Nazionale Femminile, c’è Inghilterra-Italia: Bertolini punta sulle big da cui si aspetta coraggio, anima e cuore

La seconda giornata dell’Arnold Clark Cup prevede la partita Inghilterra-Italia (ore 16.15 italiane, diretta su Rai 2). Saranno 30mila gli spettatori che riempiranno le tribune della Coventry Arena. Le Azzurre vogliono farsi trovare pronte.

“Ci attende un match difficilissimo – esordisce così la Ct Milena Bertolini in conferenza stampa – in questo momento le inglesi sono una delle nazionali più forti del mondo insieme a Stati Uniti e Germania. Hanno qualità in tutti i reparti, grande fisicità, intensità tecnica e potranno contare sulla spinta dei tifosi che riempiranno lo stadio”.

Per contrastare la forza delle Three Lionesses e non farsi travolgere dal frastuono del pubblico, Milena Bertolini punta sulla compattezza del suo gruppo, che nonostante la sconfitta nell’esordio è pronto a dimostrare il proprio valore contro la corazzata allenata da Sarina Wiegman.

“Dovremo ripartire dall’ottimo secondo tempo giocato con il Belgio. Voglio vedere coraggio e convinzione fin dalle prime battute di gioco. Sarà necessario lavorare come un blocco unico, mantenendo bene le distanze tra i reparti e gestendo nel migliore dei modi l’aspetto emotivo. Dopo il fischio finale sarò contenta se vedo che le calciatrici hanno dato tutto, aiutandosi a vicenda e mettendo in campo la loro qualità, il loro cuore e la loro anima”.

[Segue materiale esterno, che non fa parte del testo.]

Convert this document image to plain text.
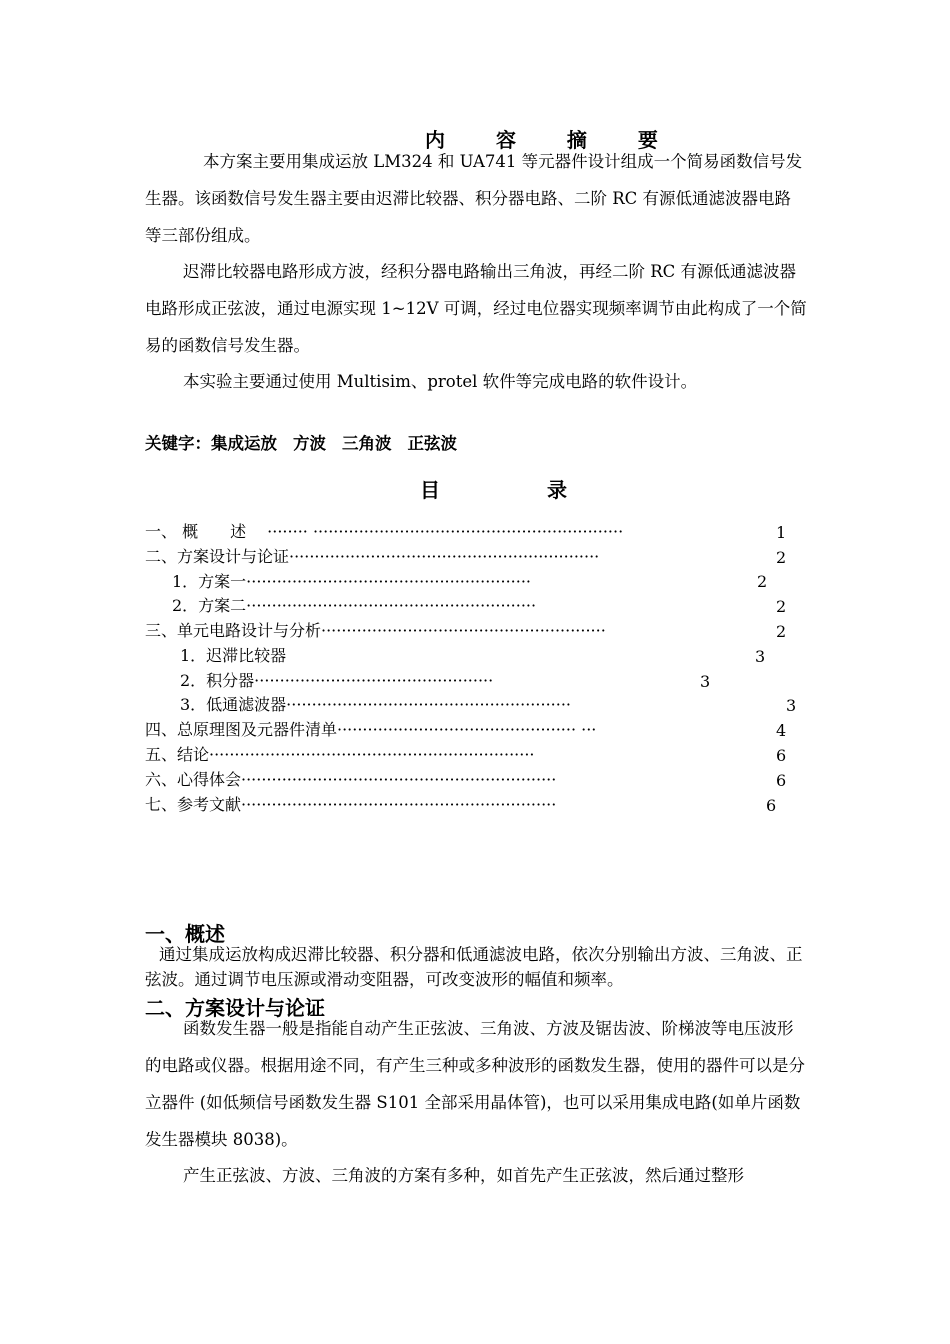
内 容 摘 要
本方案主要用集成运放 LM324 和 UA741 等元器件设计组成一个简易函数信号发生器。该函数信号发生器主要由迟滞比较器、积分器电路、二阶 RC 有源低通滤波器电路等三部份组成。
迟滞比较器电路形成方波，经积分器电路输出三角波，再经二阶 RC 有源低通滤波器电路形成正弦波，通过电源实现 1~12V 可调，经过电位器实现频率调节由此构成了一个简易的函数信号发生器。
本实验主要通过使用 Multisim、protel 软件等完成电路的软件设计。
关键字：集成运放 方波 三角波 正弦波
目 录
一、 概　　述　 ········ ·····························································	1
二、方案设计与论证·····························································	2
1．方案一························································	2
2．方案二·························································	2
三、单元电路设计与分析························································	2
1．迟滞比较器	3
2．积分器···············································	3
3．低通滤波器························································	3
四、总原理图及元器件清单··············································· ···	4
五、结论································································	6
六、心得体会······························································	6
七、参考文献······························································	6
一、概述
通过集成运放构成迟滞比较器、积分器和低通滤波电路，依次分别输出方波、三角波、正弦波。通过调节电压源或滑动变阻器，可改变波形的幅值和频率。
二、方案设计与论证
函数发生器一般是指能自动产生正弦波、三角波、方波及锯齿波、阶梯波等电压波形的电路或仪器。根据用途不同，有产生三种或多种波形的函数发生器，使用的器件可以是分立器件 (如低频信号函数发生器 S101 全部采用晶体管)，也可以采用集成电路(如单片函数发生器模块 8038)。
产生正弦波、方波、三角波的方案有多种，如首先产生正弦波，然后通过整形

“Stiamo crescendo e pian piano riusciremo ad annullare il gap che ci separa dalle selezioni di primissima fascia – sottolinea Bertolini – per riuscirci bisogna continuare a investire e a lavorare a 360°, proprio come ha fatto l’Inghilterra che quando gioca ha un seguito incredibile. Per far crescere il movimento non bisogna trascurare nessun aspetto”.

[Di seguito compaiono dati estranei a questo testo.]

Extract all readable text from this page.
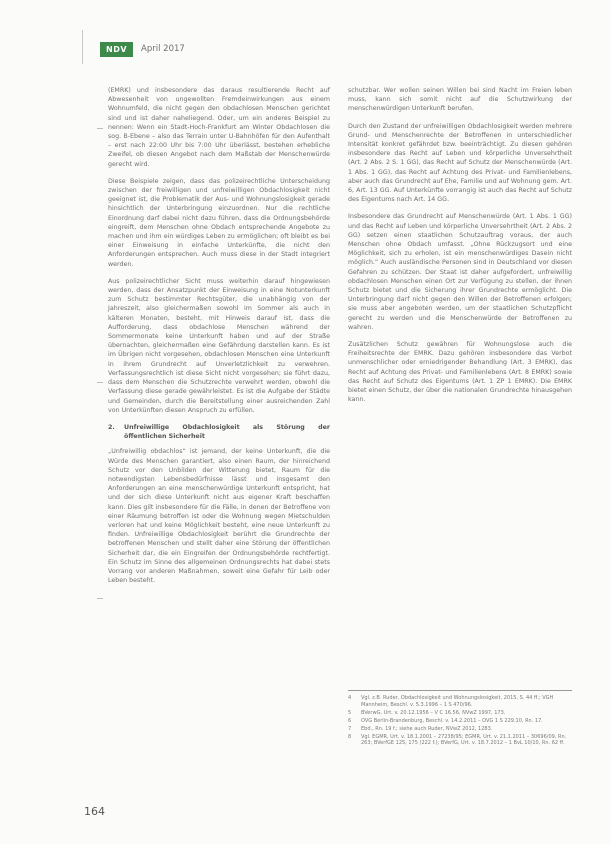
NDV	April 2017

(EMRK) und insbesondere das daraus resultierende Recht auf Abwesenheit von ungewollten Fremdeinwirkungen aus einem Wohnumfeld, die nicht gegen den obdachlosen Menschen gerichtet sind und ist daher naheliegend. Oder, um ein anderes Beispiel zu nennen: Wenn ein Stadt-Hoch-Frankfurt am Winter Obdachlosen die sog. B-Ebene – also das Terrain unter U-Bahnhöfen für den Aufenthalt – erst nach 22:00 Uhr bis 7:00 Uhr überlässt, bestehen erhebliche Zweifel, ob diesen Angebot nach dem Maßstab der Menschenwürde gerecht wird.

Diese Beispiele zeigen, dass das polizeirechtliche Unterscheidung zwischen der freiwilligen und unfreiwilligen Obdachlosigkeit nicht geeignet ist, die Problematik der Aus- und Wohnungslosigkeit gerade hinsichtlich der Unterbringung einzuordnen. Nur die rechtliche Einordnung darf dabei nicht dazu führen, dass die Ordnungsbehörde eingreift, dem Menschen ohne Obdach entsprechende Angebote zu machen und ihm ein würdiges Leben zu ermöglichen; oft bleibt es bei einer Einweisung in einfache Unterkünfte, die nicht den Anforderungen entsprechen. Auch muss diese in der Stadt integriert werden.

Aus polizeirechtlicher Sicht muss weiterhin darauf hingewiesen werden, dass der Ansatzpunkt der Einweisung in eine Notunterkunft zum Schutz bestimmter Rechtsgüter, die unabhängig von der Jahreszeit, also gleichermaßen sowohl im Sommer als auch in kälteren Monaten, besteht, mit Hinweis darauf ist, dass die Aufforderung, dass obdachlose Menschen während der Sommermonate keine Unterkunft haben und auf der Straße übernachten, gleichermaßen eine Gefährdung darstellen kann. Es ist im Übrigen nicht vorgesehen, obdachlosen Menschen eine Unterkunft in ihrem Grundrecht auf Unverletzlichkeit zu verwehren. Verfassungsrechtlich ist diese Sicht nicht vorgesehen; sie führt dazu, dass dem Menschen die Schutzrechte verwehrt werden, obwohl die Verfassung diese gerade gewährleistet. Es ist die Aufgabe der Städte und Gemeinden, durch die Bereitstellung einer ausreichenden Zahl von Unterkünften diesen Anspruch zu erfüllen.

2. Unfreiwillige Obdachlosigkeit als Störung der öffentlichen Sicherheit

„Unfreiwillig obdachlos“ ist jemand, der keine Unterkunft, die die Würde des Menschen garantiert, also einen Raum, der hinreichend Schutz vor den Unbilden der Witterung bietet, Raum für die notwendigsten Lebensbedürfnisse lässt und insgesamt den Anforderungen an eine menschenwürdige Unterkunft entspricht, hat und der sich diese Unterkunft nicht aus eigener Kraft beschaffen kann. Dies gilt insbesondere für die Fälle, in denen der Betroffene von einer Räumung betroffen ist oder die Wohnung wegen Mietschulden verloren hat und keine Möglichkeit besteht, eine neue Unterkunft zu finden. Unfreiwillige Obdachlosigkeit berührt die Grundrechte der betroffenen Menschen und stellt daher eine Störung der öffentlichen Sicherheit dar, die ein Eingreifen der Ordnungsbehörde rechtfertigt. Ein Schutz im Sinne des allgemeinen Ordnungsrechts hat dabei stets Vorrang vor anderen Maßnahmen, soweit eine Gefahr für Leib oder Leben besteht.

schutzbar. Wer wollen seinen Willen bei sind Nacht im Freien leben muss, kann sich somit nicht auf die Schutzwirkung der menschenwürdigen Unterkunft berufen.

Durch den Zustand der unfreiwilligen Obdachlosigkeit werden mehrere Grund- und Menschenrechte der Betroffenen in unterschiedlicher Intensität konkret gefährdet bzw. beeinträchtigt. Zu diesen gehören insbesondere das Recht auf Leben und körperliche Unversehrtheit (Art. 2 Abs. 2 S. 1 GG), das Recht auf Schutz der Menschenwürde (Art. 1 Abs. 1 GG), das Recht auf Achtung des Privat- und Familienlebens, aber auch das Grundrecht auf Ehe, Familie und auf Wohnung gem. Art. 6, Art. 13 GG. Auf Unterkünfte vorrangig ist auch das Recht auf Schutz des Eigentums nach Art. 14 GG.

Insbesondere das Grundrecht auf Menschenwürde (Art. 1 Abs. 1 GG) und das Recht auf Leben und körperliche Unversehrtheit (Art. 2 Abs. 2 GG) setzen einen staatlichen Schutzauftrag voraus, der auch Menschen ohne Obdach umfasst. „Ohne Rückzugsort und eine Möglichkeit, sich zu erholen, ist ein menschenwürdiges Dasein nicht möglich.“ Auch ausländische Personen sind in Deutschland vor diesen Gefahren zu schützen. Der Staat ist daher aufgefordert, unfreiwillig obdachlosen Menschen einen Ort zur Verfügung zu stellen, der ihnen Schutz bietet und die Sicherung ihrer Grundrechte ermöglicht. Die Unterbringung darf nicht gegen den Willen der Betroffenen erfolgen; sie muss aber angeboten werden, um der staatlichen Schutzpflicht gerecht zu werden und die Menschenwürde der Betroffenen zu wahren.

Zusätzlichen Schutz gewähren für Wohnungslose auch die Freiheitsrechte der EMRK. Dazu gehören insbesondere das Verbot unmenschlicher oder erniedrigender Behandlung (Art. 3 EMRK), das Recht auf Achtung des Privat- und Familienlebens (Art. 8 EMRK) sowie das Recht auf Schutz des Eigentums (Art. 1 ZP 1 EMRK). Die EMRK bietet einen Schutz, der über die nationalen Grundrechte hinausgehen kann.

4	Vgl. z.B. Ruder, Obdachlosigkeit und Wohnungslosigkeit, 2015, S. 44 ff.; VGH Mannheim, Beschl. v. 5.3.1996 – 1 S 470/96.
5	BVerwG, Urt. v. 20.12.1956 – V C 16.56, NVwZ 1997, 173.
6	OVG Berlin-Brandenburg, Beschl. v. 14.2.2011 – OVG 1 S 229.10, Rn. 17.
7	Ebd., Rn. 19 f.; siehe auch Ruder, NVwZ 2012, 1283.
8	Vgl. EGMR, Urt. v. 18.1.2001 – 27238/95; EGMR, Urt. v. 21.1.2011 – 30696/09, Rn. 263; BVerfGE 125, 175 (222 f.); BVerfG, Urt. v. 18.7.2012 – 1 BvL 10/10, Rn. 62 ff.
164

Rispetto alla gara persa di misura con il Belgio, la Ct darà nuovamente spazio dal primo minuto alle big che giovedì sono partite dalla panchina. Tra queste dovrebbe esserci anche Cristiana Girelli, a cui verrà consegnata prima del calcio d’inizio dell’incontro una maglia per celebrare le sue 100 presenze in azzurro.

“Qui con noi ci sono diverse ragazze con poca esperienza, che nonostante stiano facendo molto bene in campionato hanno ancora bisogno di fare esperienza a livello internazionale. Non bisogna avere fretta, il loro inserimento deve essere graduale. Domani schiererò le calciatrici più abituate a questo tipo di palcoscenici“.